XIV LEGISLATURA
PROGETTO DI LEGGE - N. 3491
Onorevoli Colleghi! - La presente proposta di legge
intende ridefinire alcuni aspetti della attuale normativa in
materia di attività di barbiere e di parrucchiere per uomo e
donna, che risultano inadeguati a consentire agli operatori
del settore - in massima parte piccoli imprenditori artigiani
- il pieno esercizio della propria attività.

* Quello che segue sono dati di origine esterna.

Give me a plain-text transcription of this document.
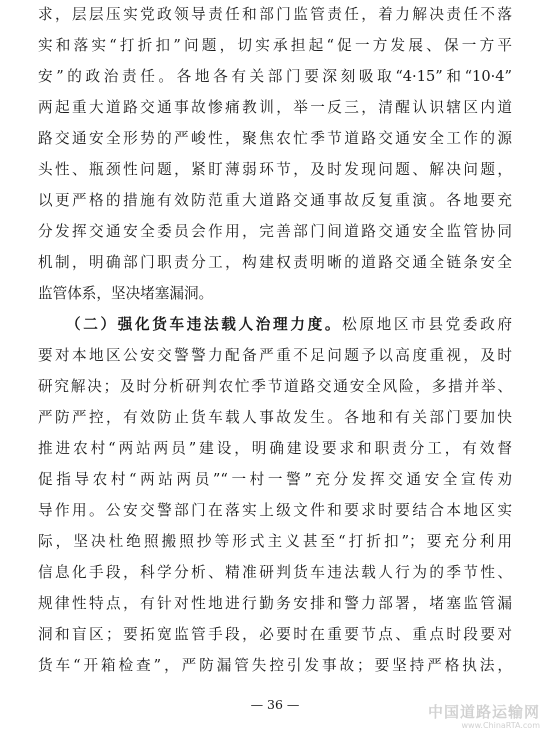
求，层层压实党政领导责任和部门监管责任，着力解决责任不落
实和落实“打折扣”问题，切实承担起“促一方发展、保一方平
安”的政治责任。各地各有关部门要深刻吸取“4·15”和“10·4”
两起重大道路交通事故惨痛教训，举一反三，清醒认识辖区内道
路交通安全形势的严峻性，聚焦农忙季节道路交通安全工作的源
头性、瓶颈性问题，紧盯薄弱环节，及时发现问题、解决问题，
以更严格的措施有效防范重大道路交通事故反复重演。各地要充
分发挥交通安全委员会作用，完善部门间道路交通安全监管协同
机制，明确部门职责分工，构建权责明晰的道路交通全链条安全
监管体系，坚决堵塞漏洞。
（二）强化货车违法载人治理力度。松原地区市县党委政府
要对本地区公安交警警力配备严重不足问题予以高度重视，及时
研究解决；及时分析研判农忙季节道路交通安全风险，多措并举、
严防严控，有效防止货车载人事故发生。各地和有关部门要加快
推进农村“两站两员”建设，明确建设要求和职责分工，有效督
促指导农村“两站两员”“一村一警”充分发挥交通安全宣传劝
导作用。公安交警部门在落实上级文件和要求时要结合本地区实
际，坚决杜绝照搬照抄等形式主义甚至“打折扣”；要充分利用
信息化手段，科学分析、精准研判货车违法载人行为的季节性、
规律性特点，有针对性地进行勤务安排和警力部署，堵塞监管漏
洞和盲区；要拓宽监管手段，必要时在重要节点、重点时段要对
货车“开箱检查”，严防漏管失控引发事故；要坚持严格执法，
— 36 —	中国道路运输网
www.ChinaRTA.com
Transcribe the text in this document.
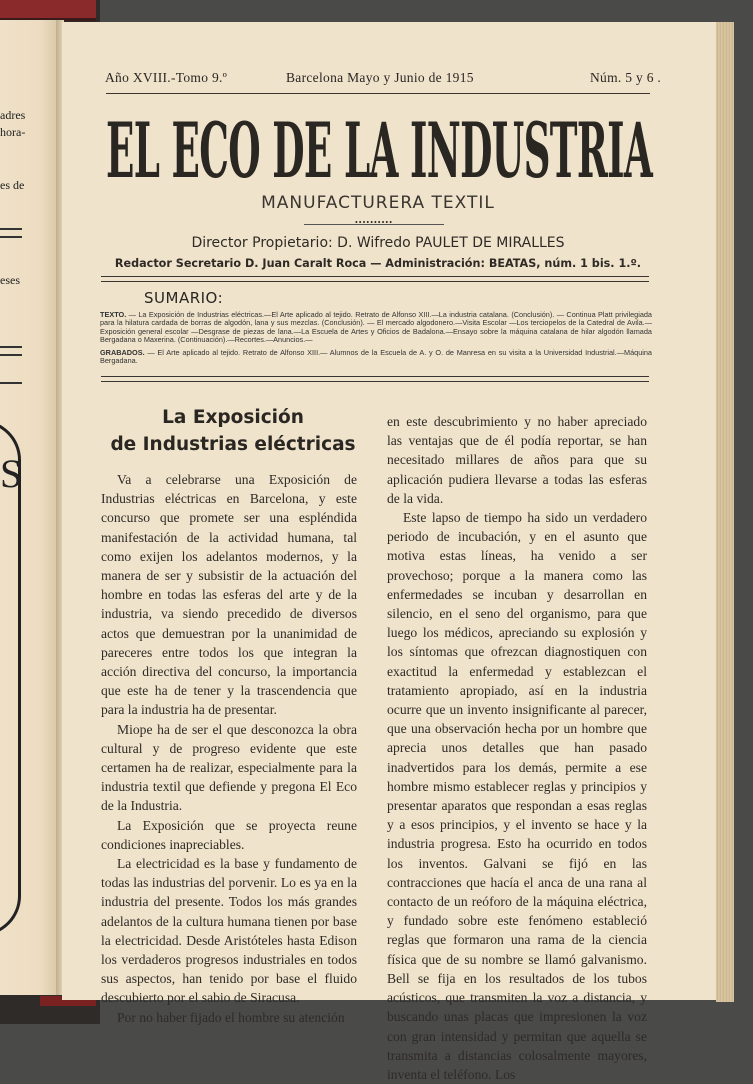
adres
hora-
es de
eses
S
Año XVIII.-Tomo 9.º	Barcelona Mayo y Junio de 1915	Núm. 5 y 6 .
EL ECO DE LA INDUSTRIA
MANUFACTURERA TEXTIL
••••••••••
Director Propietario: D. Wifredo PAULET DE MIRALLES
Redactor Secretario D. Juan Caralt Roca — Administración: BEATAS, núm. 1 bis. 1.º.
SUMARIO:
TEXTO. — La Exposición de Industrias eléctricas.—El Arte aplicado al tejido. Retrato de Alfonso XIII.—La industria catalana. (Conclusión). — Continua Platt privilegiada para la hilatura cardada de borras de algodón, lana y sus mezclas. (Conclusión). — El mercado algodonero.—Visita Escolar —Los terciopelos de la Catedral de Avila.—Exposición general escolar —Desgrase de piezas de lana.—La Escuela de Artes y Oficios de Badalona.—Ensayo sobre la máquina catalana de hilar algodón llamada Bergadana o Maxerina. (Continuación).—Recortes.—Anuncios.—
GRABADOS. — El Arte aplicado al tejido. Retrato de Alfonso XIII.— Alumnos de la Escuela de A. y O. de Manresa en su visita a la Universidad Industrial.—Máquina Bergadana.
La Exposición
de Industrias eléctricas

Va a celebrarse una Exposición de Industrias eléctricas en Barcelona, y este concurso que promete ser una espléndida manifestación de la actividad humana, tal como exijen los adelantos modernos, y la manera de ser y subsistir de la actuación del hombre en todas las esferas del arte y de la industria, va siendo precedido de diversos actos que demuestran por la unanimidad de pareceres entre todos los que integran la acción directiva del concurso, la importancia que este ha de tener y la trascendencia que para la industria ha de presentar.

Miope ha de ser el que desconozca la obra cultural y de progreso evidente que este certamen ha de realizar, especialmente para la industria textil que defiende y pregona El Eco de la Industria.

La Exposición que se proyecta reune condiciones inapreciables.

La electricidad es la base y fundamento de todas las industrias del porvenir. Lo es ya en la industria del presente. Todos los más grandes adelantos de la cultura humana tienen por base la electricidad. Desde Aristóteles hasta Edison los verdaderos progresos industriales en todos sus aspectos, han tenido por base el fluido descubierto por el sabio de Siracusa.

Por no haber fijado el hombre su atención

en este descubrimiento y no haber apreciado las ventajas que de él podía reportar, se han necesitado millares de años para que su aplicación pudiera llevarse a todas las esferas de la vida.

Este lapso de tiempo ha sido un verdadero periodo de incubación, y en el asunto que motiva estas líneas, ha venido a ser provechoso; porque a la manera como las enfermedades se incuban y desarrollan en silencio, en el seno del organismo, para que luego los médicos, apreciando su explosión y los síntomas que ofrezcan diagnostiquen con exactitud la enfermedad y establezcan el tratamiento apropiado, así en la industria ocurre que un invento insignificante al parecer, que una observación hecha por un hombre que aprecia unos detalles que han pasado inadvertidos para los demás, permite a ese hombre mismo establecer reglas y principios y presentar aparatos que respondan a esas reglas y a esos principios, y el invento se hace y la industria progresa. Esto ha ocurrido en todos los inventos. Galvani se fijó en las contracciones que hacía el anca de una rana al contacto de un reóforo de la máquina eléctrica, y fundado sobre este fenómeno estableció reglas que formaron una rama de la ciencia física que de su nombre se llamó galvanismo. Bell se fija en los resultados de los tubos acústicos, que transmiten la voz a distancia, y buscando unas placas que impresionen la voz con gran intensidad y permitan que aquella se transmita a distancias colosalmente mayores, inventa el teléfono. Los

La normativa vigente sulla suddetta materia risale alla
legge 14 febbraio 1963, n. 161, da ultimo modificata dalla
legge 29 ottobre 1984, n. 735. Tali norme recano una
definizione inadeguata e generica dell'attività di
parrucchiere per uomo e donna, ancorata a concezioni ormai
superate che non interpretano le moderne e qualificate
funzioni che la categoria, secondo un adeguato percorso di
crescita e formazione professionale, risulta in grado di
svolgere a beneficio di un importante sviluppo economico e
della qualità del servizio svolto all'utenza ed ai
consumatori.
Pertanto l'innalzamento della funzione professionale e
imprenditoriale svolta dagli operatori impone l'esigenza di
superare la vecchia impostazione legislativa ed amministrativa
che vuole tre diverse figure - parrucchiere per uomo,
parrucchiere per donna, barbiere - per riconoscere la figura
del moderno acconciatore nella quale assorbire i tre diversi
profili professionali attualmente esistenti.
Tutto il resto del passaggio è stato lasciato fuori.